The file we are going to method is identified as file1.htm:

Observe: To be certain that the code is shown properly, in the example code proven in this posting, sq. brackets ‘[..]’ are made use of in HTML tags rather of angle brackets ”.

[head]Using Perl and Typical Expressions to Approach Html Files – Part 2Sample HTML File[/title]
[url rel=”stylesheet” form=”text/css” rel=”nofollow” onclick=”javascript:ga(‘send’, ‘pageview’, ‘/outgoing/posting_exit_url/362029’)” href=”fashion.css”]
[p]Welcome to the earth of Perl and standard expressions[/p]
[h2]Programming Languages[/h2]
[table border=”1″ width=”400″]
[tr][th colspan=”2″]Programming Languages[/th][/tr]
[tr][td]Language[/td][td]Normal use[/td][/tr]
[tr][td]JavaScript[/td][td]Shopper-side scripts[/td][/tr]
[tr][td]Perl[/td][td]Processing HTML data files[/td][/tr]
[tr][td]PHP[/td][td]Server-side scripts[/td][/tr]
[p]JavaScript, Perl, and PHP are all interpreted programming languages.[/p]

Imagine that we want to transform both occurrences of [h1]heading[/h1] to [h1 class=”large”]heading[/h1]. Not a large transform and a little something that could be quickly carried out manually or by executing a straightforward search and swap. But we’re just receiving commenced here.

To do this, we could use the subsequent Perl script (

1 open up (IN, “file1.htm”)
2 open up (OUT, “>new_file1.htm”)
three whilst ($line = [IN])
four $line =~ s/[h1]/[h1 class=”large”]/
5 (print OUT $line)
7 near (IN)
8 near (OUT)

Observe: You will not want to enter the line figures. I have incorporated them simply just so that I can reference unique lines in the script.
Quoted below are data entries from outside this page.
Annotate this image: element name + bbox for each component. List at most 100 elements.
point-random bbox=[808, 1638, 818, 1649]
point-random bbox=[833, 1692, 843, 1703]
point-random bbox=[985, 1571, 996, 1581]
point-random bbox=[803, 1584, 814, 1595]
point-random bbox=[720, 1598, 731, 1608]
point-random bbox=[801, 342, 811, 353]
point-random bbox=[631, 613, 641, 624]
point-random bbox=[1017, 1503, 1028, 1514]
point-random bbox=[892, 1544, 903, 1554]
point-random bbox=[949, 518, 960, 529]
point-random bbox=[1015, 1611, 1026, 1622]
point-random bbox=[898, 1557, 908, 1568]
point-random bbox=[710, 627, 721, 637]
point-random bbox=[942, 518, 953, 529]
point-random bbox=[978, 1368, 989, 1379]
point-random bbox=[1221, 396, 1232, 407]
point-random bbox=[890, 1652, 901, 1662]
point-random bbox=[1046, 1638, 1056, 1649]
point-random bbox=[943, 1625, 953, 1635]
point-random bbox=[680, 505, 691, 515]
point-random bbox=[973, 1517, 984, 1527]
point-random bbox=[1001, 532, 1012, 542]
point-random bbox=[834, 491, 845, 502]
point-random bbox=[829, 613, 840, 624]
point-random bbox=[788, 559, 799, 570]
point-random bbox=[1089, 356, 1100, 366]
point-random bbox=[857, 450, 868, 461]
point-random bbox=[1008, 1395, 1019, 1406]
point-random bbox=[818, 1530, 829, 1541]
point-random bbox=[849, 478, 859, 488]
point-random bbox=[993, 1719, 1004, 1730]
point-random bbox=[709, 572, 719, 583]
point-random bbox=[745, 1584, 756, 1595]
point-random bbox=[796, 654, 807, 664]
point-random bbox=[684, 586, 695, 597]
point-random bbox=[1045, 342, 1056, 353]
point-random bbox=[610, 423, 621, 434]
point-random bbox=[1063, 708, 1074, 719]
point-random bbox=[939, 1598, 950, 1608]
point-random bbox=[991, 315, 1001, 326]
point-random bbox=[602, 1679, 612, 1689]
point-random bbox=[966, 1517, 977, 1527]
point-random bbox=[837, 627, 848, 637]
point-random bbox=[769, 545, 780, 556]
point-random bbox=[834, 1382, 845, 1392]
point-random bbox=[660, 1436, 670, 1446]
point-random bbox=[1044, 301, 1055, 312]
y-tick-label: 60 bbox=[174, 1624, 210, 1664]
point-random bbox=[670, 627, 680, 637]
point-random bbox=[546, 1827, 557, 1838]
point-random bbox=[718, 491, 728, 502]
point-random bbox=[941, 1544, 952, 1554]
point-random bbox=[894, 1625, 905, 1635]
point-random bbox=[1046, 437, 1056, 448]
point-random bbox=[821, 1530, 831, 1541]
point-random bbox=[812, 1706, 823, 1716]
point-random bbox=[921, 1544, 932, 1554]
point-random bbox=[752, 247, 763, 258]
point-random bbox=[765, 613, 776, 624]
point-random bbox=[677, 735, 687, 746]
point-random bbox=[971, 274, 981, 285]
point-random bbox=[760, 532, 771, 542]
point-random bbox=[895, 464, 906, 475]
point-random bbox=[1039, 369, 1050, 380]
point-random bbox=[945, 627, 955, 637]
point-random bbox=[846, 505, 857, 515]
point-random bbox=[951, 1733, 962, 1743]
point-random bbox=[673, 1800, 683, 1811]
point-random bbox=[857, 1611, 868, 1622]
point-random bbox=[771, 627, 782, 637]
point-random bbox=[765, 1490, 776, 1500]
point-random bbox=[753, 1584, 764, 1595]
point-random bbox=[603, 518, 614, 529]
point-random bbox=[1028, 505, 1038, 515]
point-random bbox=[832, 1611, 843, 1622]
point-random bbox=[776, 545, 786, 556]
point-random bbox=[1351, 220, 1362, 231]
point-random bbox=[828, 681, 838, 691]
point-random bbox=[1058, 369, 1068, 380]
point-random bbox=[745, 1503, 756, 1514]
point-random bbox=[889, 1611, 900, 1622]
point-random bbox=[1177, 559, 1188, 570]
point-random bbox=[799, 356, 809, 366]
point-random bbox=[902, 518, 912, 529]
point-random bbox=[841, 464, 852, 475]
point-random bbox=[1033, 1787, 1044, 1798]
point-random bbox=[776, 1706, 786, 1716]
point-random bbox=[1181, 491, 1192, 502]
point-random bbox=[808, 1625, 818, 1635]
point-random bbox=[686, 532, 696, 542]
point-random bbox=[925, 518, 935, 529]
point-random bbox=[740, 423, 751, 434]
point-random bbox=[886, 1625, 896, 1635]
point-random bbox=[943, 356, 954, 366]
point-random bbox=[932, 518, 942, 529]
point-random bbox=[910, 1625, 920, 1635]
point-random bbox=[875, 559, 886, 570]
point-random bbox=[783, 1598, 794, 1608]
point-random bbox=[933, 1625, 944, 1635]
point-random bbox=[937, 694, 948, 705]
Let’s glance at each individual line of the script.

Line 1
In this line file1.htm is opened so that it can be processed by the script. In buy to method the file, Perl takes advantage of a little something identified as a filehandle, which delivers a form of url amongst the script and the working method, made up of information and facts about the file that is staying processed. I have identified as this “opening” filehandle ‘IN’, but I could have made use of just about anything inside of reason. Filehandles are ordinarily in capitals.

Line 2
This line generates a new file identified as ‘new_file1.htm’, which is composed to by utilizing an additional filehandle, OUT. The ‘>’ just before the filename implies that the file will be composed to.

Line three
This line sets up a loop in which each individual line in file1.htm will be examined separately.

Line four
This is the standard expression. It lookups for a person incidence of [h1] on each individual line of file1.htm and, if it finds it, adjustments it to [h1 class=”large”].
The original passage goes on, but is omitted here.